Posted on:1998-09-25Degree:Ph.DType:Dissertation
University:University of Toronto (Canada)Candidate:Lamb, Susan KathleenFull Text:PDF
GTID:1469390014477999Subject:Literature
Abstract/Summary:
Tourism is a form of performance that defines individual and collective identity through a complex process of differentiation and affiliation. Touring became a customary formative experience for increasingly large numbers of influential men and women after 1660. Because of this trend, the power of tourism's ritualized experimentation and border-crossing to reinforce or transform identity and culture fascinated and often alarmed contemporary novelists. I have concentrated on novels in which tourism and women of the host region are linked to explore alternative sexual and gender relations, utopian social organization, morality, and political choice. I pay close attention to the reciprocity between non-literary practices and the literary form of the novel, and to how gender difference is used to reflect other types of difference, or to posit alternatives to contemporary normative power relationships.; After an overview of tourist culture and the theoretical issues involved, I address the Maria episodes in Laurence Sterne's Tristram Shandy and A Sentimental Journey, trace their influence on subsequent tourist culture, and finish by discussing the Maid of Buttermere and William Wordsworth's use of her in Book VII of The Prelude.

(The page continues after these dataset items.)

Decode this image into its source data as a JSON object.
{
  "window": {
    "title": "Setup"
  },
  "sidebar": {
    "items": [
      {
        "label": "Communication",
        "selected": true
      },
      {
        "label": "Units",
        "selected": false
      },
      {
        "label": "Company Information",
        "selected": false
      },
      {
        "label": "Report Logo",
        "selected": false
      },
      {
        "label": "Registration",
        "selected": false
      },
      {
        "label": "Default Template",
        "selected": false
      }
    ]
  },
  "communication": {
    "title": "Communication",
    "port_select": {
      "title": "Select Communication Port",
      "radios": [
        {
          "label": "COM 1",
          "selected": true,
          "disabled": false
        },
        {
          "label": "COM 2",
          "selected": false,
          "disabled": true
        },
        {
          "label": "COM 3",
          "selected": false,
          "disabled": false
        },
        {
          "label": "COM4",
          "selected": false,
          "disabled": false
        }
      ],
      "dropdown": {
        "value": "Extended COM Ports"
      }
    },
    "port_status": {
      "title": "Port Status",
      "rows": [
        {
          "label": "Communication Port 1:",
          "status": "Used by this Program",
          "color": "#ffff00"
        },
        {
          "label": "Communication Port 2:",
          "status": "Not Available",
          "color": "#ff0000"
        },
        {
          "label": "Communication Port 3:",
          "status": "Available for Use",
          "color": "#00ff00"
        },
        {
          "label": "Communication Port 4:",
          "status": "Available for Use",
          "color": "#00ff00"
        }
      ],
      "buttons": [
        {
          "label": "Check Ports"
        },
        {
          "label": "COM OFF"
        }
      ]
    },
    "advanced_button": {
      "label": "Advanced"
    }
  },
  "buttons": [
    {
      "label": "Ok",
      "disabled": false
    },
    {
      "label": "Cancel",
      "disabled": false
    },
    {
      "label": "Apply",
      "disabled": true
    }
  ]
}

In the first section of Chapter 3, I examine Thomas Amory's John Buncle narratives and Sarah Scott's Millenium Hall for the way the male tourist acts as a protected witness of all-female communities, and to address the reasons both writers produced sequels giving the life stories of the tourists themselves. In the second section of this chapter, I discuss a little known anti-woman satire, The Travels and Adventures of Mademoiselle de Richelieu. This work is narrated by a woman who cross-dresses as a man to tour Europe and engage amorously with the women of each country. It is particularly interesting for its ambivalent treatment of both sexuality and gender. In the final chapter, I address Samuel Richardson's fascination with the influence and importance of tourism in the lives of the governing elite, especially in Sir Charles Grandison.